Он почувствовал босыми ногами холод железа. Кишки пели на все лады. Его голые ступни, их нежная кожа, округлая плоть выше локтя заставляли коситься немецких солдат, им казалось, что перед ними какое-то хрупкое создание, которое вот-вот вытечет из отверстий своего жесткого защитного панциря. Перед ним Менильмонтан, улица недалеко, он корчится, закованный от шеи до пояса в глухо скрежещущий панцирь, который солдаты заставляют его таскать на себе. Покидая погреба дома, где до восстания располагалась казарма потрепанного отделения, немец-сержант вдруг решил, что этот ополченец не годен для стрельбы. Вот его и одели в кирасу из пуль, придавшую ему царственную фацию и мягкость, или, вернее, грациозную мягкость, то самое, чем поражает благородный рыцарь, на минуту высвобождаясь из своего панциря, придающего главный блеск его величию. Но Ритон настоял, чтобы ему оставили автомат.

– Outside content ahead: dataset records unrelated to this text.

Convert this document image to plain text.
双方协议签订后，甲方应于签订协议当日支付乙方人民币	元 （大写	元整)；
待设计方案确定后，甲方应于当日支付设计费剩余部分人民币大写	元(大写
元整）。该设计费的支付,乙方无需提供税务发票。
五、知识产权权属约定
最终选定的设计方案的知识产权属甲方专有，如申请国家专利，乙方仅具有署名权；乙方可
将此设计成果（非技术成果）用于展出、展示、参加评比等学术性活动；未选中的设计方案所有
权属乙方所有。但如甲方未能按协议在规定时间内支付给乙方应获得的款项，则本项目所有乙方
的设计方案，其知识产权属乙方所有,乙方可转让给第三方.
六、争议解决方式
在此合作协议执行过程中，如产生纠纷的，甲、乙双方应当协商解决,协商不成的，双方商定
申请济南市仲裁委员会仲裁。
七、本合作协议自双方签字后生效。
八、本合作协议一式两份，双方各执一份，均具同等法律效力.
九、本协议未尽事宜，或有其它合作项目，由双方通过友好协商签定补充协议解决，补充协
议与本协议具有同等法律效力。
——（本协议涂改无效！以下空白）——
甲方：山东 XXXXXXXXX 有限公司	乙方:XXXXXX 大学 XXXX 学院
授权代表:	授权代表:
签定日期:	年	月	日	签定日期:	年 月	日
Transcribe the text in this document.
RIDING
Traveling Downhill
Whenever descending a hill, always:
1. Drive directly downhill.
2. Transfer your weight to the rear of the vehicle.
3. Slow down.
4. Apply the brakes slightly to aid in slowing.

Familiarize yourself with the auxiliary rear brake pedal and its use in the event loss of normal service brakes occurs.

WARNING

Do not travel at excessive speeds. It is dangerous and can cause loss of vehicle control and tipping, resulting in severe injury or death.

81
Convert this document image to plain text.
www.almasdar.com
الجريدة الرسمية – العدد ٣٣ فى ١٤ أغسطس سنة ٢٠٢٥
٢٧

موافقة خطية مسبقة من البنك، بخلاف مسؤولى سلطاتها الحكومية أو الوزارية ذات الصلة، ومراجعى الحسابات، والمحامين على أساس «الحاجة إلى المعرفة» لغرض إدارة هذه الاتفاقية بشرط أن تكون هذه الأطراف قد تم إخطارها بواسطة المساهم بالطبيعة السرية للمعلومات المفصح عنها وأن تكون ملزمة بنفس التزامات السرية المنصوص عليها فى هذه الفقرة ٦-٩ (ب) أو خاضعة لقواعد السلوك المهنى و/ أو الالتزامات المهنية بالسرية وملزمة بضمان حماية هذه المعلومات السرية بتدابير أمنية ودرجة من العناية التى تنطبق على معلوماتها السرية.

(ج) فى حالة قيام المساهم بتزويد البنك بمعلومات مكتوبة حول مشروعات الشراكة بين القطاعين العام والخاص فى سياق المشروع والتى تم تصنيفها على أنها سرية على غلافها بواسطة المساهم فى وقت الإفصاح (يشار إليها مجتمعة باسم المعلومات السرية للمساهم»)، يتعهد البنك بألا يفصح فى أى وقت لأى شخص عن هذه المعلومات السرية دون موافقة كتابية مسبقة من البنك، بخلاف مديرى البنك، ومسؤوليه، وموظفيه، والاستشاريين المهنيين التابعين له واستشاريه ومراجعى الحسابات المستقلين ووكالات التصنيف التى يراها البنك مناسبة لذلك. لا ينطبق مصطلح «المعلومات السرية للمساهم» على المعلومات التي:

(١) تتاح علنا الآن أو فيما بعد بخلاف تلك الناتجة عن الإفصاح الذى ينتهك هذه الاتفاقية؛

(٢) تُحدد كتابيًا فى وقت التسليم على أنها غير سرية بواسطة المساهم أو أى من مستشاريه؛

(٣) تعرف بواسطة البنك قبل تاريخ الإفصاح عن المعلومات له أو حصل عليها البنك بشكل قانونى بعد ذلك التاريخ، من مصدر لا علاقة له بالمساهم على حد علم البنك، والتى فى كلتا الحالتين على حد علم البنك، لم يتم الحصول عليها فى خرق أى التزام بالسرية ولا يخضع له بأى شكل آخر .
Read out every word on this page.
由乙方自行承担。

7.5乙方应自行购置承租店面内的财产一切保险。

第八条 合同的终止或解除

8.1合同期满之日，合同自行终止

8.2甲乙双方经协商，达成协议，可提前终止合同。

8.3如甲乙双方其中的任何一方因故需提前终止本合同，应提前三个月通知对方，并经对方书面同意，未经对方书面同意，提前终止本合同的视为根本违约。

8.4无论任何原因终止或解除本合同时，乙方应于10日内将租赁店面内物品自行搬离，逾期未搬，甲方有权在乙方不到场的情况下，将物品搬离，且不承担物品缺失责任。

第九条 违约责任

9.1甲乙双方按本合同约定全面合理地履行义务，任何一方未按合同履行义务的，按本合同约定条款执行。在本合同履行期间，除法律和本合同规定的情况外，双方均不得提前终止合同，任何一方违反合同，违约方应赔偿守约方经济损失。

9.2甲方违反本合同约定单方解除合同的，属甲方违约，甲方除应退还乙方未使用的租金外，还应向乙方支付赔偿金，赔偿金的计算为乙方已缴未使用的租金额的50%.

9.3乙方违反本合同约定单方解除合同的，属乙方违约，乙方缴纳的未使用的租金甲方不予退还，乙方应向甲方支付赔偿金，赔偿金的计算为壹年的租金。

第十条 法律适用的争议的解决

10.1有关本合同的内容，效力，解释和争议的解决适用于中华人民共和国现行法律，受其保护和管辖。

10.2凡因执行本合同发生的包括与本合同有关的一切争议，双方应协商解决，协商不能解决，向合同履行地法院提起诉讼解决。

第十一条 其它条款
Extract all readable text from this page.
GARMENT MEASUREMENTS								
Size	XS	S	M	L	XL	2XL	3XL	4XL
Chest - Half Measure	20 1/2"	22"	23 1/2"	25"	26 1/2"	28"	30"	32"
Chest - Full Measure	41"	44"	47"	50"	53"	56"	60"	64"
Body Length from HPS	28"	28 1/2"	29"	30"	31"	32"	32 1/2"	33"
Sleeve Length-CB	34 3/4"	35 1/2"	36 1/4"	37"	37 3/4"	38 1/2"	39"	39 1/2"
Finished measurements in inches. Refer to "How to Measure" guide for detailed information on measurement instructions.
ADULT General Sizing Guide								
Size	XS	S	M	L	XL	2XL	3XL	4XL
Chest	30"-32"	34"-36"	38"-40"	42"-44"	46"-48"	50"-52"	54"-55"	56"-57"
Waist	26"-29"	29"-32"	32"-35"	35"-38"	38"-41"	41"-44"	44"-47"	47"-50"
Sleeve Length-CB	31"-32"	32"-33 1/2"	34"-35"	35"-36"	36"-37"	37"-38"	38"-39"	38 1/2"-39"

— Нет, ссыжант, тарахтелку не отдам.
Он стрельнул в сержанта глазами и вложил, хоть и полушутя, столько мольбы в свой шлюховатый взгляд (так бывает у некоторых собак, когда серьезность обстоятельств, близость смертельной опасности зажигает в их глазах такой призывный свет, словно у них припасен сигнальный фонарь), что сержант, позабавившись контрастом выражения глаз и рта, улыбнулся и махнул рукой. Ноги Ритона довольно резво сами сделали два шага к стене, туда, где был прислонен его автомат, но резвости ног мешала грудь, обернутая в кирасу пулеметных обойм, откуда, как юнги из люков броненосца, высовывались голые руки, — грудь отозвалась медленно, с царственной тяжеловесностью. Вот тогда-то Ритон и пожелал поглядеться в зеркало. Инстинктивно он обернулся к стене. Зеркала нигде не было. Тогда он ощупал себя. Руки ощутили подрагивание патронов. Он прошелся рукой по волнистому металлу. Вокруг дома рвались снаряды, вгрызались в его стены, от которых порой явственно для слуха отскакивали куски. В подвале семь немецких солдат были поглощены подготовкой к бегству (оборонять здание уже не было возможности, требовалось отступить, выбраться на крыши. Остальные, кто еще оставался в живых, спасались, уходя под землю, в водостоки). Они не знали устали и были одержимы едва заглушаемым страхом перед какой-то более серьезной опасностью, чем та, что держала их здесь в эпицентре боя. Меж собой они говорили мало и едва слушали друг друга. Для Ритона это были всего лишь семь молодых парней, главный недостаток которых — слишком громкий перд в ночи.
Стоя на виду перед солдатами, он мог бы растрогать их своей хрупкостью и изяществом тонкого хлыста с ручкой из ореха, прислоненного (и позабытого) засидевшимся в кабаре молодым погонщиком буйволов, около пузырящихся пеной морд и рогов пары неподвижных, подъяремных волов.